# Why does the regression intercept formula include the mean values of both variables?

Hopefully someone good with Quant can help here… For single variable linear regression, the formula for the intercept coefficient is: Intercept = mean Dependent value (y) - (slope*mean independent value(x)) Which is: _ _ Bo = Y - BiX My Question, is why does this formula insist on using the mean values of the dependent and independent variables? If a linear relationship exists with a constant slope, the value of the intercept calculated using the formula above should be the same no matter what point on the line the variable values are taken from. Using the (mean x, mean y) point demonstrates that the regression line passes through this point, but in this case does not seem to serve any other purpose in this formula? Any thoughts? Thanks in advance and keep on plugging!

The formula doesn’t “insist” on using the mean values. In the mathematical derivation of the two coefficients we end up with two equations in two unknowns (intercept and slope). The formula is simply an algebraic result when we solve for the intercept in terms of the slope.

Thanks for replying wyantjs: To clarify, the value of the intercept would come out the same using any point on the regression line correct? I know the formula displays the fact that the mean values are passed through, but I want to be sure going forward that I understand using the mean values is not necessary to arrive at the correct outcome? Thanks for any clarification again~

You are not understanding. Don’t think of it as we are “using” the mean values to derive this coefficient. It just so happens that the formula has the mean values in it as a result of some calculus and algebra. If you insist on thinking of it this way, the answer is that it is necessary to use them arrive at the correct outcome. You cannot just plug any two values for X and Y into this equation and get Bo (assuming you know B1). You will have an error. The point is that you could plug in any two values for X and Y that lie on the line, and not just the mean values, but you have to know the value of the intercept term to know if the two points do in fact lie on the line. Hence, just use the formula as it is.

wyantjs: You are correct, I am still not understanding. To my knowledge, if you have a linear regression line with a known slope, you can pick any point off of this line, plug in the numbers, and arrive at the same intercept value regardless of whether or not the point you chose consisted of the mean variable values or not. I have tested this concept several times and as long as the slope is the same, it works to arrive at the same intercept value. I guess I am still confused as to why they even include the mean values in the formula and why not just say any (X,Y) data point on the regression line? I appreciate the insight and please don’t feel obligated to post again if this seems like an elementry question~ Thanks!!

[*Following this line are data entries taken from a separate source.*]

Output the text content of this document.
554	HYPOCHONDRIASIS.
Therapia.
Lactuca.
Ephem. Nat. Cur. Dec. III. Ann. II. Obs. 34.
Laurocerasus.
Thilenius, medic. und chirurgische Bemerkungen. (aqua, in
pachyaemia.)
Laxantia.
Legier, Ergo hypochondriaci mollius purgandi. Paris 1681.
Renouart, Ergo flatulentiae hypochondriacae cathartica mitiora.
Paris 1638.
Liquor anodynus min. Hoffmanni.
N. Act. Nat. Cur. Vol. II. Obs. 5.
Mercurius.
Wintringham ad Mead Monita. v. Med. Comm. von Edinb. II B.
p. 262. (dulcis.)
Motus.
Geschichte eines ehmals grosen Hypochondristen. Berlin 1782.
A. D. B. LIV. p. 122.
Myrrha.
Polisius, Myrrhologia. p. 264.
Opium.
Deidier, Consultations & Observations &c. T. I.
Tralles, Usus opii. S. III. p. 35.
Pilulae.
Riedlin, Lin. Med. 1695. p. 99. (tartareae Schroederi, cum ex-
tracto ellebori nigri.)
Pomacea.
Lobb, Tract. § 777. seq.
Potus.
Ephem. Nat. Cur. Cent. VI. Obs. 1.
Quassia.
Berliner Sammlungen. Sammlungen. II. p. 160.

You cannot know if a point (X,Y) is on the regression line if you do not already know the equation of the line, and therefore already know the value of the intercept. You are using circular logic here. Of course any value on the line is going to give you the same intercept…that’s inbedded in the definition of a line. Try this…take 20 values for X and Y. Do any of them lie on the line? Who the hell knows until you calculate the intercept and slope? You have to find the intercept first. Get it?

wyantjs: I got it now - not sure why that wasn’t sinking in, but it makes sense now! Basically what I need to remember is to use the mean variable values if asked to calc the intercept value on the exam, but I do appreciate the explanations! Have a good week-

Basically, the regression line passes through (X bar, Y bar)

See, the thing is, I’m supposed to be the stats guru here but wyantjs and Hydrogen Rainbow are making me feel marginalized.